A “tarefa ingrata” de apresentar actriz brasileira coube a Ricardo Pais, que confessou ter lido o currículo dela e descoberto que afinal não a conhecia tão bem quanto pensou. Para sintetizar o espírito de personagem tão “insigne no seu conhecimento” socorreu-se das palavras da filha, Fernanda Torres, que a classificou como “uma espécie de pré-vanguardista”, uma vez que “adora trabalhar em primeiras obras de jovens realizadores”.
Depois de trocas de elogios – com António Reis a considerar Montenegro “a maior mulher do teatro em língua portuguesa” e a actriz brasileira a “pedir licença” a Muñoz por estar no palco (“quem vem de fora tem de o fazer”, justificou) –, cedo se percebeu que a conversa ia desembocar onde desembocou – na importância do intercâmbio para a promoção da língua portuguesa, “a nossa pátria sem fronteiras”.
Nesse sentido, agradeceu a Ricardo Pais a “ponte por cima do Atlântico” que o director do TNSJ tem vindo a construir e que encontra visibilidade neste Portogofonia, que proporcionou a apresentação de seis espectáculos brasileiros nos palcos portuenses – a prova de que “o futuro do palco no Brasil está garantido”. Se o intercâmbio é essencial para que “possamos falar uma única língua”, Montenegro apelou a mais iniciativas como a de Pais, já que neste momento o que existirá é um câmbio – isto porque no Brasil poucos terão capacidade para organizar um evento como este (“Precisávamos de um Ricardo Pais que se interessasse nesse intercâmbio, nessa busca do outro”) e não há apoio governamental ao teatro.
Por isso mesmo, do lado de lá do Atlântico o teatro “vai sobrevivendo como pode”, sempre com a convicção de que “o teatro não morre nunca”. Uma opinião partilhada por Pais (“O teatro sobreviverá sempre, com ou sem teatro nacional”), que no entanto, aproveitou a presença do secretário de Estado da Cultura, José Amaral Lopes, na plateia, para instar o Governo a participar nesse “desígnio” que é a ponte entre os países lusófonos e revelou a intenção de, no próximo ano, levar espectáculos ao Brasil.
Para Barbara Heliodora esta é uma altura propícia ao intercâmbio e à reaproximação cultural dos dois países. “Agora que já somos brasileiros, já está na hora de nos permitirmo-nos ter curiosidade por Portugal”, afirmou, referindo-se ao movimento que em meados do século XX levou à criação de uma consciência brasileira na cultura em geral, e no teatro em particular.

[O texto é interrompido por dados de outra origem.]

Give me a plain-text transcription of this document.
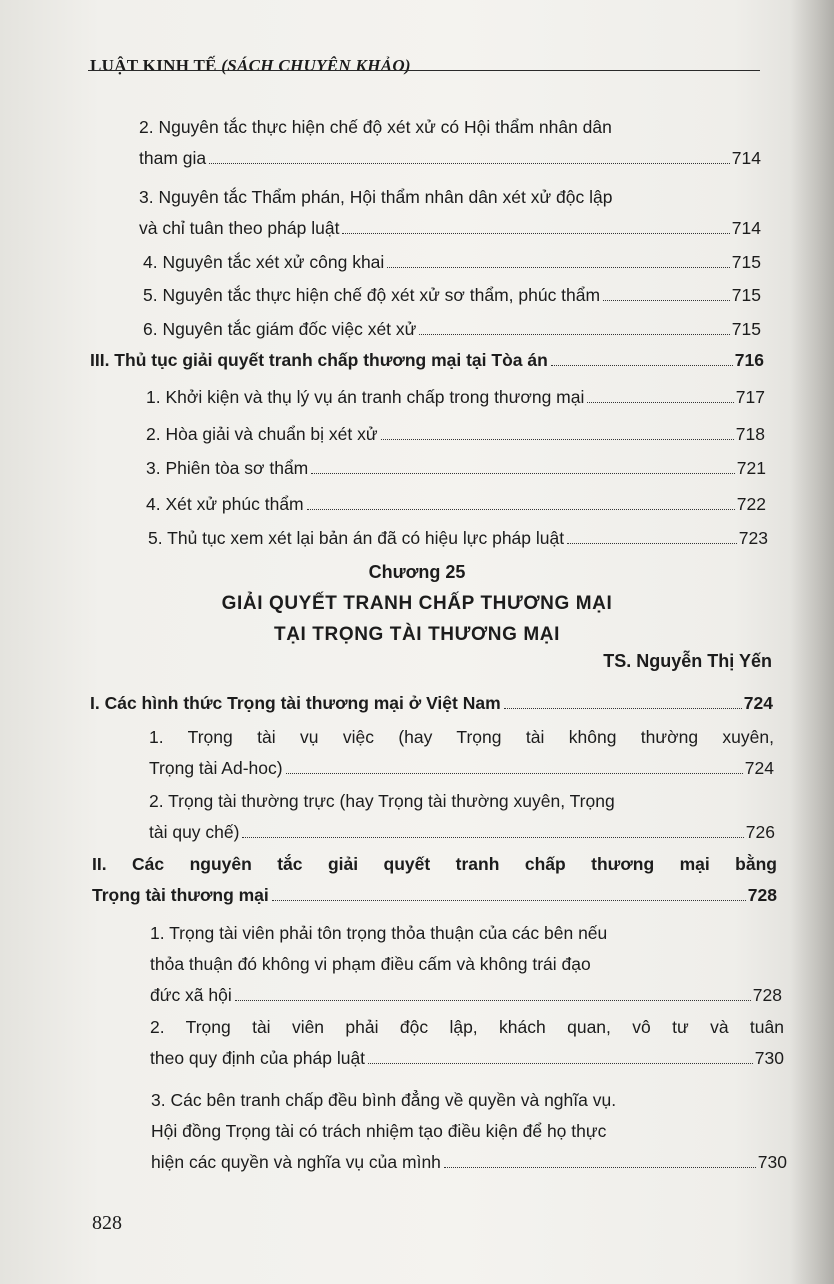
LUẬT KINH TẾ (SÁCH CHUYÊN KHẢO)
2. Nguyên tắc thực hiện chế độ xét xử có Hội thẩm nhân dân
tham gia	714
3. Nguyên tắc Thẩm phán, Hội thẩm nhân dân xét xử độc lập
và chỉ tuân theo pháp luật	714
4. Nguyên tắc xét xử công khai	715
5. Nguyên tắc thực hiện chế độ xét xử sơ thẩm, phúc thẩm	715
6. Nguyên tắc giám đốc việc xét xử	715
III. Thủ tục giải quyết tranh chấp thương mại tại Tòa án	716
1. Khởi kiện và thụ lý vụ án tranh chấp trong thương mại	717
2. Hòa giải và chuẩn bị xét xử	718
3. Phiên tòa sơ thẩm	721
4. Xét xử phúc thẩm	722
5. Thủ tục xem xét lại bản án đã có hiệu lực pháp luật	723
Chương 25
GIẢI QUYẾT TRANH CHẤP THƯƠNG MẠI
TẠI TRỌNG TÀI THƯƠNG MẠI
TS. Nguyễn Thị Yến
I. Các hình thức Trọng tài thương mại ở Việt Nam	724
1. Trọng tài vụ việc (hay Trọng tài không thường xuyên,
Trọng tài Ad-hoc)	724
2. Trọng tài thường trực (hay Trọng tài thường xuyên, Trọng
tài quy chế)	726
II. Các nguyên tắc giải quyết tranh chấp thương mại bằng
Trọng tài thương mại	728
1. Trọng tài viên phải tôn trọng thỏa thuận của các bên nếu
thỏa thuận đó không vi phạm điều cấm và không trái đạo
đức xã hội	728
2. Trọng tài viên phải độc lập, khách quan, vô tư và tuân
theo quy định của pháp luật	730
3. Các bên tranh chấp đều bình đẳng về quyền và nghĩa vụ.
Hội đồng Trọng tài có trách nhiệm tạo điều kiện để họ thực
hiện các quyền và nghĩa vụ của mình	730
828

Nélson Rodrigues foi louvado por “quebrar a gramática”, permitindo que a escrita assumisse as idiossincrasias da língua como é falada no Brasil, porque até então “qualquer actor brasileiro que quisesse ser levado a sério” tinha de falar segundo a norma do “português de Portugal”. Antes, Montenegro já tinha recordado “todos os portugueses” que a formaram “até uma determinada altura”, como Álvaro Costa, Ester Leão e “o grande Villaret”.
A locução (fonte de incompreensão nos dois lados do Atlântico) e a educação foram também mencionados – “temos de voltar a aprender a falar” – para no final se sublinhar, mais uma vez, a importância do intercâmbio. Afinal, este contribui para a “sobrevivência de uma língua e de uma cultura”, concluiu Fernanda Montenegro.